To be sure, just because a company is taken over doesn't mean its values will disappear.
Ben & Jerry's, the Vermont ice cream maker known for quirky flavors such as Chubby Hubby and Cherry Garcia, established a national footprint and then sold itself in 2000 to Unilever for $326 million. Even after the deal, the company and its founders have continued promoting social and environmental causes.
Justin's, the nut butter maker purchased by Hormel Foods in 2016 for $286 million, initially rejected an offer and considered other companies in its bid to find the perfect home. Founder Justin Gold, who has watched as other founders have backed away from their businesses after being purchased only to see the companies flounder, insisted he remain involved with Justin's to help nurture and grow the brand following a deal.
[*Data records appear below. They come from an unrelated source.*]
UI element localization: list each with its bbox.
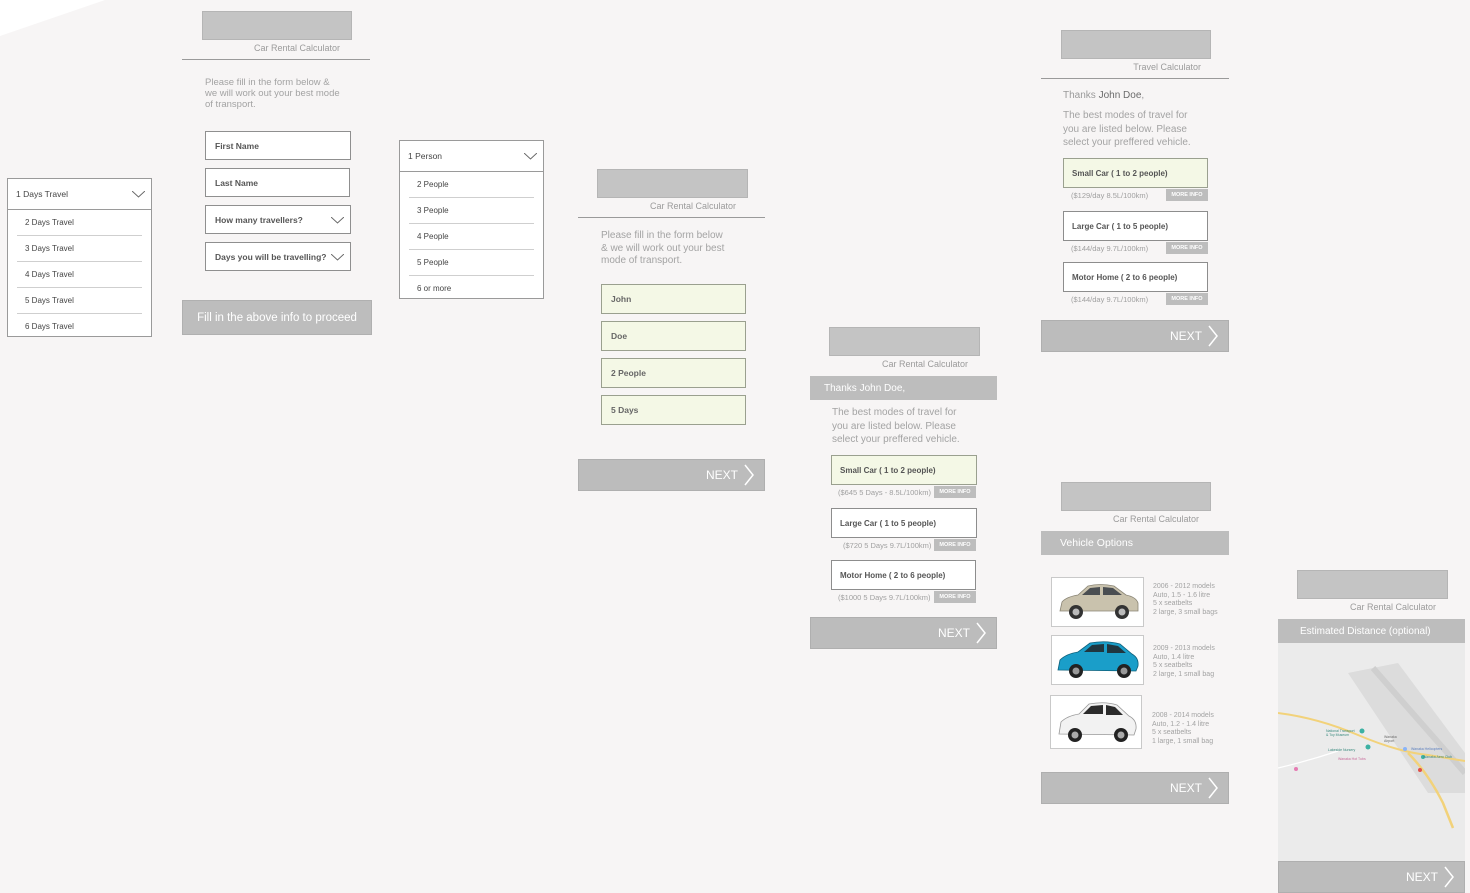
- app-title: Car Rental Calculator: [649, 201, 736, 211]
- chevron-down-icon: [132, 191, 145, 198]
- app-title: Travel Calculator: [1133, 62, 1201, 72]
- car-icon: [1057, 641, 1139, 678]
- next-button[interactable]: NEXT: [578, 459, 765, 491]
- days-option[interactable]: 6 Days Travel: [17, 314, 142, 339]
- more-info-button[interactable]: MORE INFO: [1166, 189, 1208, 201]
- chevron-right-icon: [1444, 866, 1454, 888]
- days-select[interactable]: Days you will be travelling?: [205, 242, 351, 271]
- distance-map[interactable]: National Transport & Toy Museum Wanaka A…: [1278, 643, 1465, 861]
- vehicle-price: ($129/day 8.5L/100km): [1071, 191, 1149, 200]
- car-icon: [1059, 584, 1139, 619]
- next-button[interactable]: NEXT: [810, 617, 997, 649]
- vehicle-option-large-car[interactable]: Large Car ( 1 to 5 people): [831, 508, 977, 538]
- vehicle-details: 2006 - 2012 models Auto, 1.5 - 1.6 litre 5…: [1153, 583, 1218, 616]
- vehicle-option-motor-home[interactable]: Motor Home ( 2 to 6 people): [831, 560, 976, 590]
- greeting-text: Thanks John Doe,: [1063, 90, 1145, 101]
- travellers-option[interactable]: 2 People: [409, 172, 534, 198]
- vehicle-price: ($645 5 Days - 8.5L/100km): [838, 488, 931, 497]
- vehicle-image-sedan[interactable]: [1051, 577, 1144, 627]
- more-info-button[interactable]: MORE INFO: [934, 591, 976, 603]
- vehicle-price: ($1000 5 Days 9.7L/100km): [838, 593, 931, 602]
- travellers-option[interactable]: 4 People: [409, 224, 534, 250]
- first-name-field[interactable]: John: [601, 284, 746, 314]
- travellers-option[interactable]: 5 People: [409, 250, 534, 276]
- first-name-field[interactable]: First Name: [205, 131, 351, 160]
- map-label: Wanaka Aero Club: [1423, 755, 1453, 759]
- section-banner: Estimated Distance (optional): [1278, 619, 1465, 643]
- days-option[interactable]: 5 Days Travel: [17, 288, 142, 314]
- chevron-right-icon: [976, 622, 986, 644]
- vehicle-option-small-car[interactable]: Small Car ( 1 to 2 people): [1063, 158, 1208, 188]
- next-button[interactable]: NEXT: [1041, 320, 1229, 352]
- days-select[interactable]: 5 Days: [601, 395, 746, 425]
- logo-placeholder: [1061, 30, 1211, 59]
- vehicle-image-hatchback[interactable]: [1051, 635, 1144, 685]
- logo-placeholder: [829, 327, 980, 356]
- last-name-field[interactable]: Last Name: [205, 168, 350, 197]
- next-button[interactable]: NEXT: [1041, 772, 1229, 804]
- section-banner: Vehicle Options: [1041, 531, 1229, 555]
- map-label: National Transport & Toy Museum: [1326, 729, 1355, 737]
- next-button[interactable]: NEXT: [1278, 861, 1465, 893]
- map-canvas: [1278, 663, 1465, 829]
- app-title: Car Rental Calculator: [881, 359, 968, 369]
- days-option[interactable]: 2 Days Travel: [17, 210, 142, 236]
- app-title: Car Rental Calculator: [1349, 602, 1436, 612]
- proceed-button[interactable]: Fill in the above info to proceed: [182, 300, 372, 335]
- vehicle-option-large-car[interactable]: Large Car ( 1 to 5 people): [1063, 211, 1208, 241]
- vehicle-image-compact[interactable]: [1050, 695, 1142, 749]
- days-dropdown-selected[interactable]: 1 Days Travel: [8, 179, 151, 210]
- intro-text: The best modes of travel for you are list…: [832, 407, 960, 445]
- more-info-button[interactable]: MORE INFO: [934, 539, 976, 551]
- more-info-button[interactable]: MORE INFO: [1166, 293, 1208, 305]
- chevron-right-icon: [744, 464, 754, 486]
- travellers-select[interactable]: 2 People: [601, 358, 746, 388]
- logo-placeholder: [202, 11, 352, 40]
- travellers-dropdown[interactable]: 1 Person 2 People 3 People 4 People 5 Pe…: [399, 140, 544, 299]
- chevron-down-icon: [331, 216, 344, 224]
- vehicle-price: ($144/day 9.7L/100km): [1071, 244, 1149, 253]
- vehicle-details: 2008 - 2014 models Auto, 1.2 - 1.4 litre 5…: [1152, 712, 1214, 745]
- intro-text: Please fill in the form below & we will w…: [601, 230, 725, 266]
- vehicle-option-motor-home[interactable]: Motor Home ( 2 to 6 people): [1063, 262, 1208, 292]
- travellers-dropdown-selected[interactable]: 1 Person: [400, 141, 543, 172]
- chevron-down-icon: [524, 153, 537, 160]
- vehicle-option-small-car[interactable]: Small Car ( 1 to 2 people): [831, 455, 977, 485]
- car-icon: [1058, 702, 1137, 742]
- travellers-option[interactable]: 6 or more: [409, 276, 534, 301]
- travellers-option[interactable]: 3 People: [409, 198, 534, 224]
- logo-placeholder: [1061, 482, 1211, 511]
- days-option[interactable]: 3 Days Travel: [17, 236, 142, 262]
- vehicle-price: ($144/day 9.7L/100km): [1071, 295, 1149, 304]
- app-title: Car Rental Calculator: [253, 43, 340, 53]
- divider: [1041, 78, 1229, 79]
- map-label: Wanaka Helicopters: [1411, 747, 1443, 751]
- more-info-button[interactable]: MORE INFO: [934, 486, 976, 498]
- logo-placeholder: [597, 169, 748, 198]
- greeting-banner: Thanks John Doe,: [810, 376, 997, 400]
- chevron-right-icon: [1208, 777, 1218, 799]
- map-label: Wanaka Airport: [1384, 735, 1397, 743]
- chevron-down-icon: [331, 253, 344, 261]
- intro-text: The best modes of travel for you are list…: [1063, 110, 1191, 148]
- corner-decoration: [0, 0, 105, 36]
- vehicle-details: 2009 - 2013 models Auto, 1.4 litre 5 x sea…: [1153, 645, 1215, 678]
- last-name-field[interactable]: Doe: [601, 321, 746, 351]
- travellers-select[interactable]: How many travellers?: [205, 205, 351, 234]
- more-info-button[interactable]: MORE INFO: [1166, 242, 1208, 254]
- divider: [578, 217, 765, 218]
- app-title: Car Rental Calculator: [1112, 514, 1199, 524]
- logo-placeholder: [1297, 570, 1448, 599]
- map-label: Wanaka Hot Tubs: [1338, 757, 1366, 761]
- chevron-right-icon: [1208, 325, 1218, 347]
- map-label: Lakeside Nursery: [1328, 748, 1356, 752]
- days-option[interactable]: 4 Days Travel: [17, 262, 142, 288]
- days-dropdown[interactable]: 1 Days Travel 2 Days Travel 3 Days Trave…: [7, 178, 152, 337]
- divider: [182, 59, 370, 60]
- vehicle-price: ($720 5 Days 9.7L/100km): [843, 541, 932, 550]
- intro-text: Please fill in the form below & we will w…: [205, 77, 340, 110]
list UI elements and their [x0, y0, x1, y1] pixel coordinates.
Today, Hormel officials said Gold is active with the creation of new products as well as making sure his company's values of quality, sustainability and corporate responsibility are adhered to. Justin's recently launched Nut Butter Covered Nuts that stemmed from Gold's desire to provide a snack that people could enjoy on the go and feel good about eating. It comes with attributes in demand with consumers such as plant-based proteins, organic and Non-GMO Project Verified.
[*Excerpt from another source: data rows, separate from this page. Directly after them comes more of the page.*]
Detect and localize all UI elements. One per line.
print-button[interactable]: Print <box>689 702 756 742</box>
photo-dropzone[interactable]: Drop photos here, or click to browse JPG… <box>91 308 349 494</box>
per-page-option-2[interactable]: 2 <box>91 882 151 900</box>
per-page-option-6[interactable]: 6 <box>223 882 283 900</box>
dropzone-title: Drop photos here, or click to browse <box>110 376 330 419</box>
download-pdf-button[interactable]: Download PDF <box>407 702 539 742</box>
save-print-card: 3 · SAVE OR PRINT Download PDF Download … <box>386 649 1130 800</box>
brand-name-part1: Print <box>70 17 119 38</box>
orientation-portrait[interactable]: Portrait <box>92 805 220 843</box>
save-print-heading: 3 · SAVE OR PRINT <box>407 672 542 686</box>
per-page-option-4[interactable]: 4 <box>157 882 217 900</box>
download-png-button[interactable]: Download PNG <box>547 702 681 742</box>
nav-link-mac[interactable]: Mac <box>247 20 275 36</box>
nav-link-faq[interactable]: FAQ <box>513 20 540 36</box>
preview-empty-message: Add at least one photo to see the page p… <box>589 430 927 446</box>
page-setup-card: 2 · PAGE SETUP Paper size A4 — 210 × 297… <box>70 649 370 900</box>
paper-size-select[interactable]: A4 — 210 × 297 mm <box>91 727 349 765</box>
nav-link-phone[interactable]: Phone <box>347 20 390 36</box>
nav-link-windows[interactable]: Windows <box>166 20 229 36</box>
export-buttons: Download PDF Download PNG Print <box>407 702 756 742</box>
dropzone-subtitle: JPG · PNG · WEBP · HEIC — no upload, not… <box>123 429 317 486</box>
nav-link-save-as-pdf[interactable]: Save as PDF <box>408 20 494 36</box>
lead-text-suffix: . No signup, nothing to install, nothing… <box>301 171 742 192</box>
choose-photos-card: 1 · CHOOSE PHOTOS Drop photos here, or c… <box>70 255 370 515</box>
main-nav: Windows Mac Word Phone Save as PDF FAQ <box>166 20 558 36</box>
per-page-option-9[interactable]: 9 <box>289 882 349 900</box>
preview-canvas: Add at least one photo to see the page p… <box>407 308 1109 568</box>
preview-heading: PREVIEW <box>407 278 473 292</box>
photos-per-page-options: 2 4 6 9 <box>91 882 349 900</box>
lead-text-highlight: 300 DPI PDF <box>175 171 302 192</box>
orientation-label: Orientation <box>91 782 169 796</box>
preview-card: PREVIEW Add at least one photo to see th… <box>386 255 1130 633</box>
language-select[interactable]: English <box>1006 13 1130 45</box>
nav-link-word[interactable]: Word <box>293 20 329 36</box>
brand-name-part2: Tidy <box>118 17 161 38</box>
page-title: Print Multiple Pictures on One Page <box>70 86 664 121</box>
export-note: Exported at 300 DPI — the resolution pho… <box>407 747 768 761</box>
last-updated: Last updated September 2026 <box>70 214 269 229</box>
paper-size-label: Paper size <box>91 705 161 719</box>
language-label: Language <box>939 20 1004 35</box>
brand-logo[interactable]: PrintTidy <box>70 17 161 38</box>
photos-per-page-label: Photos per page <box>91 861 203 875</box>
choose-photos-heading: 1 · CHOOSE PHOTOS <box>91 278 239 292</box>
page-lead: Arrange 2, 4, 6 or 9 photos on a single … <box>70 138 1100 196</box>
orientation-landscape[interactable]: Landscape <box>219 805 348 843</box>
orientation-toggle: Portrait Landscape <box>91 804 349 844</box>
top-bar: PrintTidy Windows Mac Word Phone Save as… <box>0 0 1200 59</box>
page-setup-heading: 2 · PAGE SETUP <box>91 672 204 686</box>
"We need to continue to lean into what made this brand great, maintaining authenticity, which includes involvement from the founder Justin Gold ... while continuing to scale and leverage the resources and expertise that Hormel Foods brings," Randy Simonson, president of Justin's, said in an email.
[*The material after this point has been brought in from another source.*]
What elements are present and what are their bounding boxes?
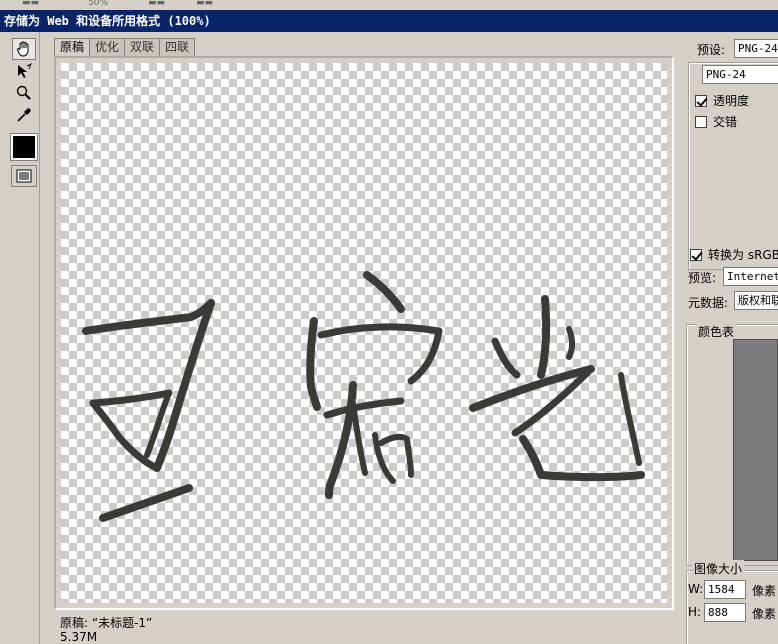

"You will get to these places where you're going to have to make some decisions and if it’s a desperate situation where you need cash and you got bills to pay and then all values and ethos and what you believe in goes out the window because you need cash to stay alive. And that's the beginning of handing off your company to somebody else who may not share the same values."

Phil Kafarakis
President, Specialty Food Association
But for every Ben & Jerry's or Justin's, there is a Bai. Dr Pepper Snapple — now Keurig Dr Pepper following the 2018 mega-merger — initially struggled to integrate its $1.7 billion purchase of the enhanced water manufacturer. After early evidence that it was struggling, Dr Pepper dismissed the founder of Bai as CEO and replaced him with a 10-year corporate veteran.
While some companies lsuch as Bai weigh the risks and decide to sell, a growing number of businesses are choosing to stay independent "because they don't want the obligations that come with the money," Kafarakis said.
Still, as big food companies hunger for growth, these nimble, more trendy upstarts are often the target — a trend that shows no sign of abating.
Kafarakis advises young upstarts to decide early on in their business what their plans are for the long run. Is their goal to start a business and sell it, or will they prioritize growing in their community or making causes such as the environment or health and wellness central to their operation?
"You will get to these places where you're going to have to make some decisions and if it's a desperate situation where you need cash and you got bills to pay and then all values and ethos and what you believe in goes out the window because you need cash to stay alive," Kafarakis said. "And that's the beginning of handing off your company to somebody else who may not share the same values."